July 15, 2010

Fizzy Lifting Drink?: On Charlie and the Chocolate Factory

My memories of Charlie are from the movies. I never read the book, but the movies do add things as movies will do and now I understand the differences arising between the two Chocolate Factory movies. The directors had to add some sort of conflict. Dahl's story is like this: Charlie is poor; Charlie gets golden ticket; Charlie is virtuous where the other children are bad; Charlie is awarded factory by Wonka.

In this, the original story, everything plays out nicely and everything is too simple. Charlie is poor but his family is entirely good. All the others we see are horrible and one-dimensional and their defining traits become the mode for their downfall. But if you're poor you can be good just by keeping your head down and good things will happen to you. I was dismayed to learn that Charlie and his grandpa avoided the Fizzy Lifting Drink and avoided any complexity to their characters as is in the version I cherished.

Wonka is an entirely wonderful and novel creation, and I understand why such talented actors wanted to fill his shoes.
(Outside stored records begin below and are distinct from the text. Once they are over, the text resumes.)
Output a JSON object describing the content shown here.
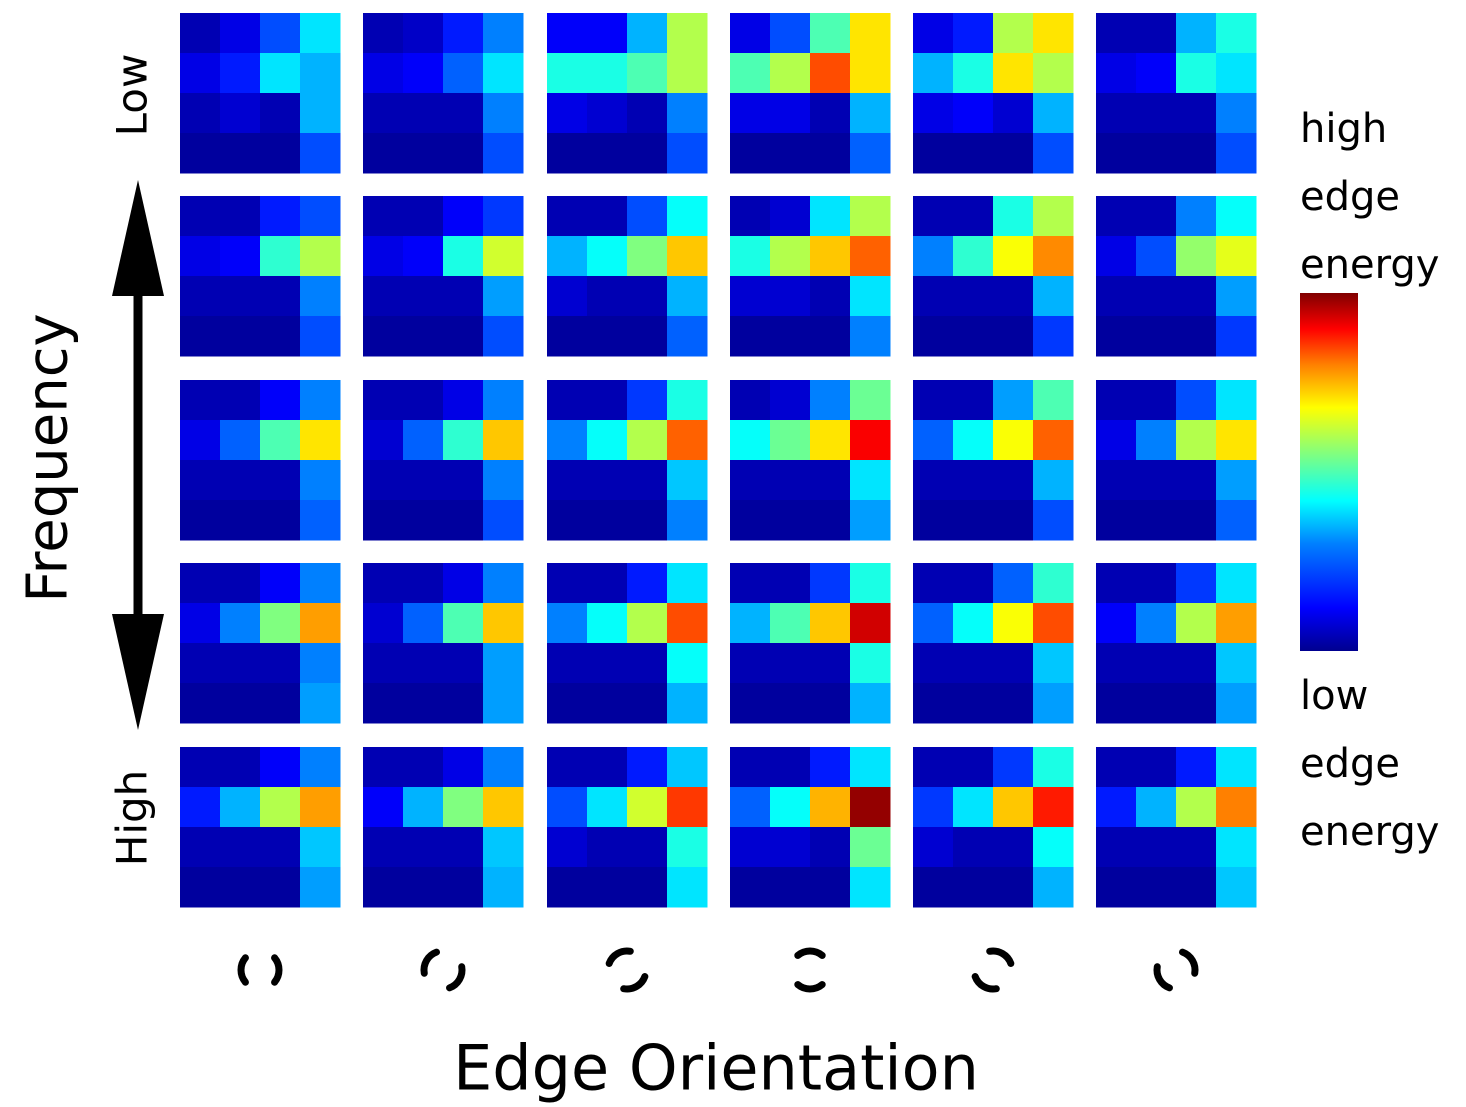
{
  "y_axis": {
    "title": "Frequency",
    "top_label": "Low",
    "bottom_label": "High"
  },
  "x_axis": {
    "title": "Edge Orientation",
    "icons": [
      "edge-orientation-1-icon",
      "edge-orientation-2-icon",
      "edge-orientation-3-icon",
      "edge-orientation-4-icon",
      "edge-orientation-5-icon",
      "edge-orientation-6-icon"
    ]
  },
  "colorbar": {
    "top_label_lines": [
      "high",
      "edge",
      "energy"
    ],
    "bottom_label_lines": [
      "low",
      "edge",
      "energy"
    ],
    "colormap": "jet"
  },
  "chart_data": {
    "type": "heatmap",
    "layout": "5 frequency rows x 6 orientation columns, each a 4x4 cell map",
    "value_scale": "0 (low edge energy) to 1 (high edge energy)",
    "panels": [
      [
        [
          [
            0.05,
            0.1,
            0.2,
            0.35
          ],
          [
            0.1,
            0.15,
            0.35,
            0.3
          ],
          [
            0.05,
            0.08,
            0.05,
            0.3
          ],
          [
            0.03,
            0.03,
            0.03,
            0.2
          ]
        ],
        [
          [
            0.05,
            0.07,
            0.15,
            0.25
          ],
          [
            0.1,
            0.12,
            0.22,
            0.35
          ],
          [
            0.05,
            0.05,
            0.05,
            0.25
          ],
          [
            0.03,
            0.03,
            0.03,
            0.2
          ]
        ],
        [
          [
            0.12,
            0.12,
            0.3,
            0.55
          ],
          [
            0.4,
            0.4,
            0.45,
            0.55
          ],
          [
            0.1,
            0.08,
            0.05,
            0.25
          ],
          [
            0.03,
            0.03,
            0.03,
            0.2
          ]
        ],
        [
          [
            0.1,
            0.2,
            0.45,
            0.65
          ],
          [
            0.45,
            0.55,
            0.8,
            0.65
          ],
          [
            0.1,
            0.1,
            0.05,
            0.3
          ],
          [
            0.03,
            0.03,
            0.03,
            0.22
          ]
        ],
        [
          [
            0.1,
            0.15,
            0.55,
            0.65
          ],
          [
            0.3,
            0.4,
            0.65,
            0.55
          ],
          [
            0.1,
            0.12,
            0.08,
            0.3
          ],
          [
            0.03,
            0.03,
            0.03,
            0.2
          ]
        ],
        [
          [
            0.05,
            0.05,
            0.3,
            0.4
          ],
          [
            0.1,
            0.12,
            0.4,
            0.35
          ],
          [
            0.05,
            0.05,
            0.05,
            0.25
          ],
          [
            0.03,
            0.03,
            0.03,
            0.2
          ]
        ]
      ],
      [
        [
          [
            0.05,
            0.05,
            0.15,
            0.2
          ],
          [
            0.1,
            0.12,
            0.42,
            0.55
          ],
          [
            0.05,
            0.05,
            0.05,
            0.25
          ],
          [
            0.03,
            0.03,
            0.03,
            0.2
          ]
        ],
        [
          [
            0.05,
            0.05,
            0.12,
            0.18
          ],
          [
            0.1,
            0.12,
            0.4,
            0.58
          ],
          [
            0.05,
            0.05,
            0.05,
            0.28
          ],
          [
            0.03,
            0.03,
            0.03,
            0.2
          ]
        ],
        [
          [
            0.05,
            0.05,
            0.2,
            0.38
          ],
          [
            0.3,
            0.38,
            0.5,
            0.68
          ],
          [
            0.08,
            0.05,
            0.05,
            0.3
          ],
          [
            0.03,
            0.03,
            0.03,
            0.22
          ]
        ],
        [
          [
            0.05,
            0.08,
            0.35,
            0.55
          ],
          [
            0.4,
            0.55,
            0.68,
            0.78
          ],
          [
            0.08,
            0.08,
            0.05,
            0.35
          ],
          [
            0.03,
            0.03,
            0.03,
            0.25
          ]
        ],
        [
          [
            0.05,
            0.05,
            0.4,
            0.55
          ],
          [
            0.25,
            0.42,
            0.62,
            0.74
          ],
          [
            0.05,
            0.05,
            0.05,
            0.3
          ],
          [
            0.03,
            0.03,
            0.03,
            0.18
          ]
        ],
        [
          [
            0.05,
            0.05,
            0.25,
            0.38
          ],
          [
            0.1,
            0.2,
            0.52,
            0.6
          ],
          [
            0.05,
            0.05,
            0.05,
            0.28
          ],
          [
            0.03,
            0.03,
            0.03,
            0.18
          ]
        ]
      ],
      [
        [
          [
            0.05,
            0.05,
            0.12,
            0.25
          ],
          [
            0.1,
            0.22,
            0.45,
            0.65
          ],
          [
            0.05,
            0.05,
            0.05,
            0.25
          ],
          [
            0.03,
            0.03,
            0.03,
            0.22
          ]
        ],
        [
          [
            0.05,
            0.05,
            0.1,
            0.25
          ],
          [
            0.08,
            0.22,
            0.42,
            0.68
          ],
          [
            0.05,
            0.05,
            0.05,
            0.25
          ],
          [
            0.03,
            0.03,
            0.03,
            0.2
          ]
        ],
        [
          [
            0.05,
            0.05,
            0.18,
            0.4
          ],
          [
            0.25,
            0.38,
            0.55,
            0.78
          ],
          [
            0.05,
            0.05,
            0.05,
            0.32
          ],
          [
            0.03,
            0.03,
            0.03,
            0.25
          ]
        ],
        [
          [
            0.05,
            0.08,
            0.25,
            0.48
          ],
          [
            0.38,
            0.48,
            0.65,
            0.88
          ],
          [
            0.05,
            0.05,
            0.05,
            0.35
          ],
          [
            0.03,
            0.03,
            0.03,
            0.28
          ]
        ],
        [
          [
            0.05,
            0.05,
            0.28,
            0.45
          ],
          [
            0.22,
            0.38,
            0.62,
            0.78
          ],
          [
            0.05,
            0.05,
            0.05,
            0.3
          ],
          [
            0.03,
            0.03,
            0.03,
            0.2
          ]
        ],
        [
          [
            0.05,
            0.05,
            0.2,
            0.35
          ],
          [
            0.1,
            0.25,
            0.55,
            0.65
          ],
          [
            0.05,
            0.05,
            0.05,
            0.28
          ],
          [
            0.03,
            0.03,
            0.03,
            0.22
          ]
        ]
      ],
      [
        [
          [
            0.05,
            0.05,
            0.12,
            0.25
          ],
          [
            0.1,
            0.25,
            0.5,
            0.72
          ],
          [
            0.05,
            0.05,
            0.05,
            0.25
          ],
          [
            0.03,
            0.03,
            0.03,
            0.28
          ]
        ],
        [
          [
            0.05,
            0.05,
            0.1,
            0.25
          ],
          [
            0.08,
            0.22,
            0.45,
            0.68
          ],
          [
            0.05,
            0.05,
            0.05,
            0.28
          ],
          [
            0.03,
            0.03,
            0.03,
            0.28
          ]
        ],
        [
          [
            0.05,
            0.05,
            0.15,
            0.35
          ],
          [
            0.25,
            0.38,
            0.55,
            0.8
          ],
          [
            0.05,
            0.05,
            0.05,
            0.38
          ],
          [
            0.03,
            0.03,
            0.03,
            0.3
          ]
        ],
        [
          [
            0.05,
            0.05,
            0.18,
            0.4
          ],
          [
            0.3,
            0.45,
            0.68,
            0.92
          ],
          [
            0.05,
            0.05,
            0.05,
            0.4
          ],
          [
            0.03,
            0.03,
            0.03,
            0.3
          ]
        ],
        [
          [
            0.05,
            0.05,
            0.22,
            0.42
          ],
          [
            0.22,
            0.38,
            0.62,
            0.8
          ],
          [
            0.05,
            0.05,
            0.05,
            0.32
          ],
          [
            0.03,
            0.03,
            0.03,
            0.28
          ]
        ],
        [
          [
            0.05,
            0.05,
            0.18,
            0.35
          ],
          [
            0.12,
            0.25,
            0.55,
            0.72
          ],
          [
            0.05,
            0.05,
            0.05,
            0.32
          ],
          [
            0.03,
            0.03,
            0.03,
            0.28
          ]
        ]
      ],
      [
        [
          [
            0.05,
            0.05,
            0.12,
            0.25
          ],
          [
            0.15,
            0.3,
            0.55,
            0.72
          ],
          [
            0.05,
            0.05,
            0.05,
            0.32
          ],
          [
            0.03,
            0.03,
            0.03,
            0.28
          ]
        ],
        [
          [
            0.05,
            0.05,
            0.1,
            0.25
          ],
          [
            0.12,
            0.3,
            0.5,
            0.68
          ],
          [
            0.05,
            0.05,
            0.05,
            0.32
          ],
          [
            0.03,
            0.03,
            0.03,
            0.3
          ]
        ],
        [
          [
            0.05,
            0.05,
            0.15,
            0.32
          ],
          [
            0.2,
            0.35,
            0.58,
            0.82
          ],
          [
            0.08,
            0.05,
            0.05,
            0.4
          ],
          [
            0.03,
            0.03,
            0.03,
            0.35
          ]
        ],
        [
          [
            0.05,
            0.05,
            0.15,
            0.35
          ],
          [
            0.22,
            0.38,
            0.7,
            0.98
          ],
          [
            0.08,
            0.08,
            0.05,
            0.48
          ],
          [
            0.03,
            0.03,
            0.03,
            0.35
          ]
        ],
        [
          [
            0.05,
            0.05,
            0.18,
            0.4
          ],
          [
            0.18,
            0.35,
            0.68,
            0.85
          ],
          [
            0.08,
            0.05,
            0.05,
            0.38
          ],
          [
            0.03,
            0.03,
            0.03,
            0.3
          ]
        ],
        [
          [
            0.05,
            0.05,
            0.15,
            0.35
          ],
          [
            0.15,
            0.3,
            0.55,
            0.75
          ],
          [
            0.05,
            0.05,
            0.05,
            0.35
          ],
          [
            0.03,
            0.03,
            0.03,
            0.32
          ]
        ]
      ]
    ]
  }
}
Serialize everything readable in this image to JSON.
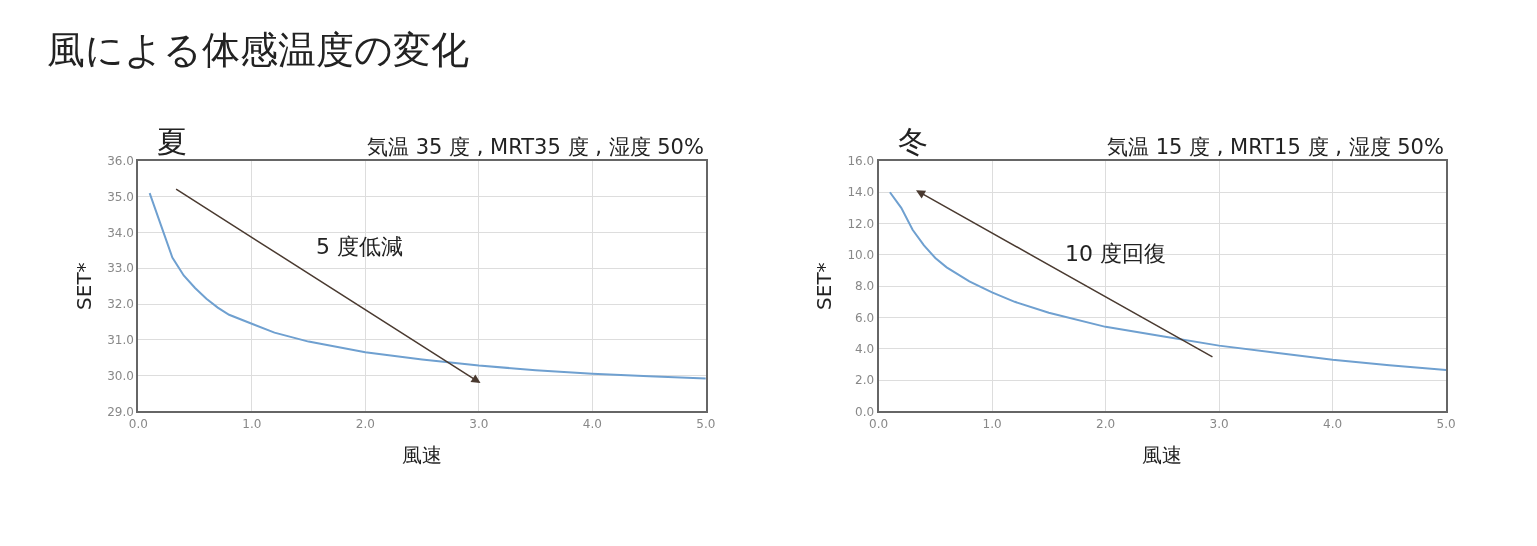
{
  "chart_data": [
    {
      "type": "line",
      "title": "夏",
      "subtitle": "気温 35 度 , MRT35 度 , 湿度 50%",
      "xlabel": "風速",
      "ylabel": "SET*",
      "annotations": [
        "風による体感温度の変化",
        "5 度低減"
      ],
      "x": [
        0.1,
        0.2,
        0.3,
        0.4,
        0.5,
        0.6,
        0.7,
        0.8,
        1.0,
        1.2,
        1.5,
        2.0,
        2.5,
        3.0,
        3.5,
        4.0,
        4.5,
        5.0
      ],
      "series": [
        {
          "color": "#6fa0d0",
          "values": [
            35.1,
            34.2,
            33.3,
            32.8,
            32.45,
            32.15,
            31.9,
            31.7,
            31.45,
            31.2,
            30.95,
            30.65,
            30.45,
            30.28,
            30.15,
            30.05,
            29.98,
            29.92
          ]
        }
      ],
      "xlim": [
        0,
        5
      ],
      "ylim": [
        29,
        36
      ],
      "xticks": [
        {
          "value": 0,
          "label": "0.0"
        },
        {
          "value": 1,
          "label": "1.0"
        },
        {
          "value": 2,
          "label": "2.0"
        },
        {
          "value": 3,
          "label": "3.0"
        },
        {
          "value": 4,
          "label": "4.0"
        },
        {
          "value": 5,
          "label": "5.0"
        }
      ],
      "yticks": [
        {
          "value": 29,
          "label": "29.0"
        },
        {
          "value": 30,
          "label": "30.0"
        },
        {
          "value": 31,
          "label": "31.0"
        },
        {
          "value": 32,
          "label": "32.0"
        },
        {
          "value": 33,
          "label": "33.0"
        },
        {
          "value": 34,
          "label": "34.0"
        },
        {
          "value": 35,
          "label": "35.0"
        },
        {
          "value": 36,
          "label": "36.0"
        }
      ],
      "grid": true,
      "marker": "none",
      "line_style": "solid"
    },
    {
      "type": "line",
      "title": "冬",
      "subtitle": "気温 15 度 , MRT15 度 , 湿度 50%",
      "xlabel": "風速",
      "ylabel": "SET*",
      "annotations": [
        "10 度回復"
      ],
      "x": [
        0.1,
        0.2,
        0.3,
        0.4,
        0.5,
        0.6,
        0.8,
        1.0,
        1.2,
        1.5,
        2.0,
        2.5,
        3.0,
        3.5,
        4.0,
        4.5,
        5.0
      ],
      "series": [
        {
          "color": "#6fa0d0",
          "values": [
            14.0,
            13.0,
            11.6,
            10.6,
            9.8,
            9.2,
            8.3,
            7.6,
            7.0,
            6.3,
            5.4,
            4.8,
            4.2,
            3.75,
            3.3,
            2.95,
            2.65
          ]
        }
      ],
      "xlim": [
        0,
        5
      ],
      "ylim": [
        0,
        16
      ],
      "xticks": [
        {
          "value": 0,
          "label": "0.0"
        },
        {
          "value": 1,
          "label": "1.0"
        },
        {
          "value": 2,
          "label": "2.0"
        },
        {
          "value": 3,
          "label": "3.0"
        },
        {
          "value": 4,
          "label": "4.0"
        },
        {
          "value": 5,
          "label": "5.0"
        }
      ],
      "yticks": [
        {
          "value": 0,
          "label": "0.0"
        },
        {
          "value": 2,
          "label": "2.0"
        },
        {
          "value": 4,
          "label": "4.0"
        },
        {
          "value": 6,
          "label": "6.0"
        },
        {
          "value": 8,
          "label": "8.0"
        },
        {
          "value": 10,
          "label": "10.0"
        },
        {
          "value": 12,
          "label": "12.0"
        },
        {
          "value": 14,
          "label": "14.0"
        },
        {
          "value": 16,
          "label": "16.0"
        }
      ],
      "grid": true,
      "marker": "none",
      "line_style": "solid"
    }
  ]
}
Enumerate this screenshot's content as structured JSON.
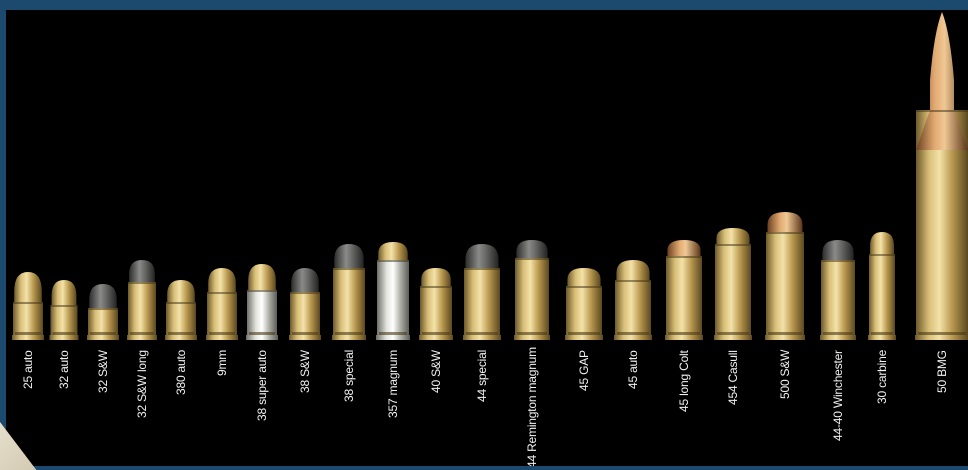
{
  "cartridges": [
    {
      "label": "25 auto"
    },
    {
      "label": "32 auto"
    },
    {
      "label": "32 S&W"
    },
    {
      "label": "32 S&W long"
    },
    {
      "label": "380 auto"
    },
    {
      "label": "9mm"
    },
    {
      "label": "38 super auto"
    },
    {
      "label": "38 S&W"
    },
    {
      "label": "38 special"
    },
    {
      "label": "357 magnum"
    },
    {
      "label": "40 S&W"
    },
    {
      "label": "44 special"
    },
    {
      "label": "44 Remington magnum"
    },
    {
      "label": "45 GAP"
    },
    {
      "label": "45 auto"
    },
    {
      "label": "45 long Colt"
    },
    {
      "label": "454 Casull"
    },
    {
      "label": "500 S&W"
    },
    {
      "label": "44-40 Winchester"
    },
    {
      "label": "30 carbine"
    },
    {
      "label": "50 BMG"
    }
  ],
  "colors": {
    "background": "#000000",
    "frame": "#1c4a6e",
    "brass": "#c9a85c",
    "nickel": "#c8c8c0",
    "lead": "#6a6a6a",
    "copper": "#c48a52"
  }
}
However, he is not a hero of the working class. Expelling all your workers as a way to avoid corporate espionage is bad enough, but enslaving a whole race of people as your personal worker-army is a little much. I would hope that the Salts or the Gloops or one of the other families enlighten the government as to the conditions at the factory. Also: Wonka has a beard.

In the end, reading the book for beloved stories like this always create more perspective. Dahl is a talented writer but this creation is written for a different audience than me. In that respects, I feel it is an effective text. For me however, it works in concert with the creative efforts spawned by it to forge a synthetic idea of just Who Willy Wonka and Charlie Bucket really are. I am glad I read it.